One day someone wrote about the drone. ‘I think it’s being used to deliberately scare the seagulls,’ she said, ‘can everyone keep an eye out?’ She reported the incident to the police but, without knowing who was responsible, couldn’t get much done about it. A few days later she had worked out who it was – a man with a warehouse on the road behind hers, who was flying the drone at lesser black-backed gull nests to stop them nesting on his roof. She spoke to him but he was horrible. She updated the police but they still didn’t come. I reported the incident to the police, too, using the same crime reference number she originally used. They wrote back and said it was being dealt with. But it’s not being dealt with. The drone’s still flying and the gulls are still crying and up to five times a day I feel my whole body tighten as a man sends his drone to the rooftops to deliberately distress nesting birds. Where are the police? Where is the justice? How do I get these sounds out of my ears?

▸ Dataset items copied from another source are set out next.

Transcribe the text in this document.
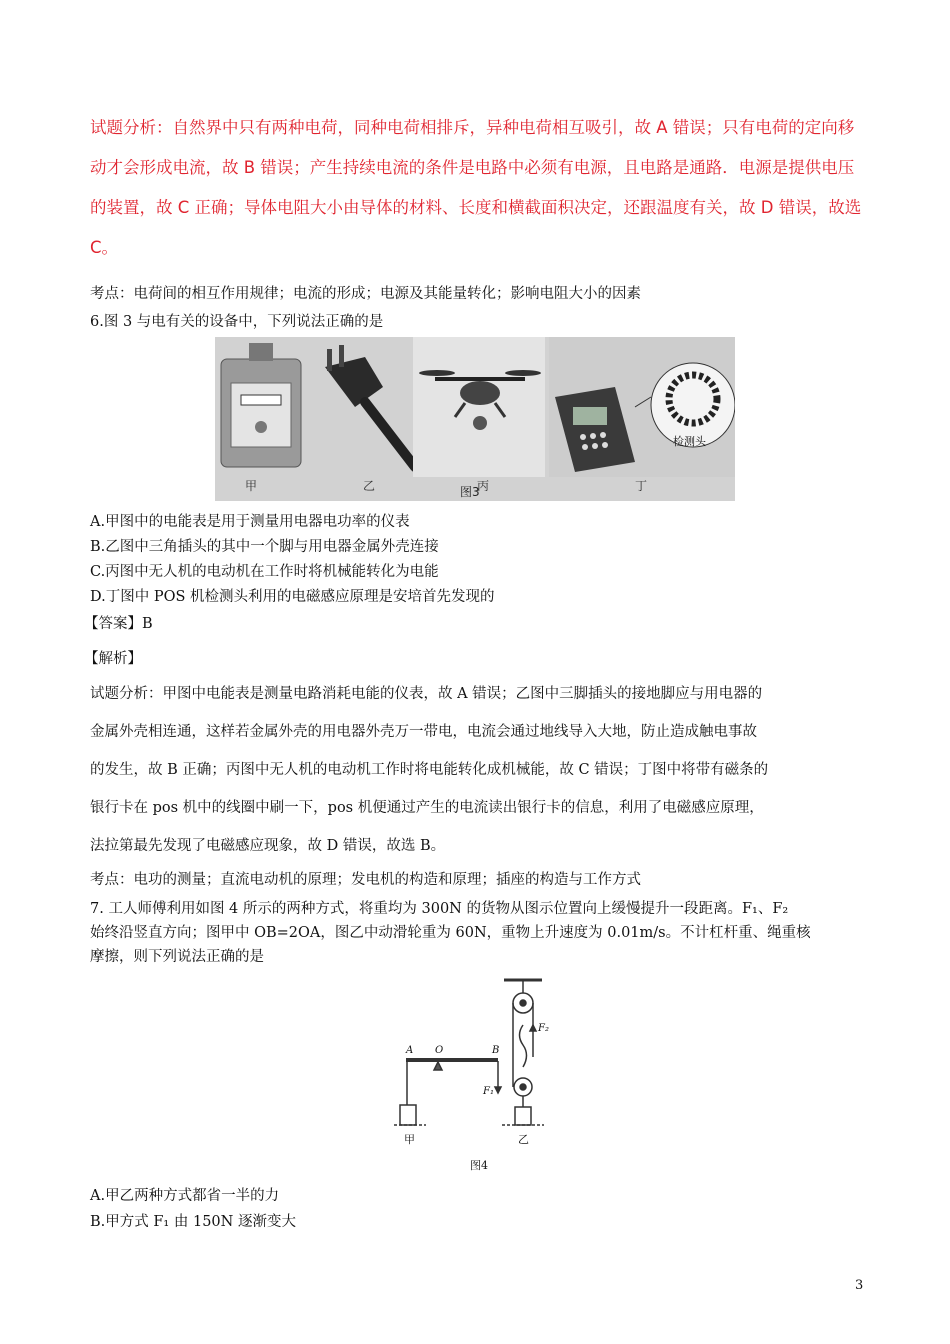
试题分析：自然界中只有两种电荷，同种电荷相排斥，异种电荷相互吸引，故 A 错误；只有电荷的定向移
动才会形成电流，故 B 错误；产生持续电流的条件是电路中必须有电源，且电路是通路．电源是提供电压
的装置，故 C 正确；导体电阻大小由导体的材料、长度和横截面积决定，还跟温度有关，故 D 错误，故选
C。
考点：电荷间的相互作用规律；电流的形成；电源及其能量转化；影响电阻大小的因素
6.图 3 与电有关的设备中，下列说法正确的是
甲	乙	丙	丁
检测头
图3
A.甲图中的电能表是用于测量用电器电功率的仪表
B.乙图中三角插头的其中一个脚与用电器金属外壳连接
C.丙图中无人机的电动机在工作时将机械能转化为电能
D.丁图中 POS 机检测头利用的电磁感应原理是安培首先发现的
【答案】B
【解析】
试题分析：甲图中电能表是测量电路消耗电能的仪表，故 A 错误；乙图中三脚插头的接地脚应与用电器的
金属外壳相连通，这样若金属外壳的用电器外壳万一带电，电流会通过地线导入大地，防止造成触电事故
的发生，故 B 正确；丙图中无人机的电动机工作时将电能转化成机械能，故 C 错误；丁图中将带有磁条的
银行卡在 pos 机中的线圈中刷一下，pos 机便通过产生的电流读出银行卡的信息，利用了电磁感应原理，
法拉第最先发现了电磁感应现象，故 D 错误，故选 B。
考点：电功的测量；直流电动机的原理；发电机的构造和原理；插座的构造与工作方式
7. 工人师傅利用如图 4 所示的两种方式，将重均为 300N 的货物从图示位置向上缓慢提升一段距离。F₁、F₂
始终沿竖直方向；图甲中 OB=2OA，图乙中动滑轮重为 60N，重物上升速度为 0.01m/s。不计杠杆重、绳重核
摩擦，则下列说法正确的是
A O	B
F₁
F₂
甲	乙
图4
A.甲乙两种方式都省一半的力
B.甲方式 F₁ 由 150N 逐渐变大
3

My partner Emma and I head to Birmingham, to see Mum, my sister Ellie and my half-sister Anna, while Tosca has a holiday with the dog sitter. Due to Covid, it’s only the second time Emma has met them, and she’s never met little nephew Stanley, Ellie’s partner Gareth, Anna’s partner Alex or mum’s husband Pete. ‘Time to throw you to the wolves,’ I say.
‘I’m s-s-s-s-sorry for my la-la-la-la-language,’ Mum stutters to Emma, and then explains she’s had a brain haemorrhage, as if she’d forgotten to mention it the last time they met, or as if I’d not done so in the two and a half years we’ve been together. Her stutter comes and goes and she loses it as soon as she relaxes. ‘I work very hard on my brain,’ she says, and proceeds to list the ways, while Emma nods enthusiastically. ‘Every day I do Sudoku, Wordle, Words with Friends, and then Pete joins me for the crosswords (the standard and the cryptic), and then we do “the quiz”,’ she says proudly.
‘What’s the quiz?’ I ask.
‘The quiz,’ Mum replies. ‘Pete asks the questions and I answer them.’ I am, as ever, none the wiser.
‘I was very surprised’, says Pete, ‘to learn today that your mum knows who Harry Styles’ girlfriend is.’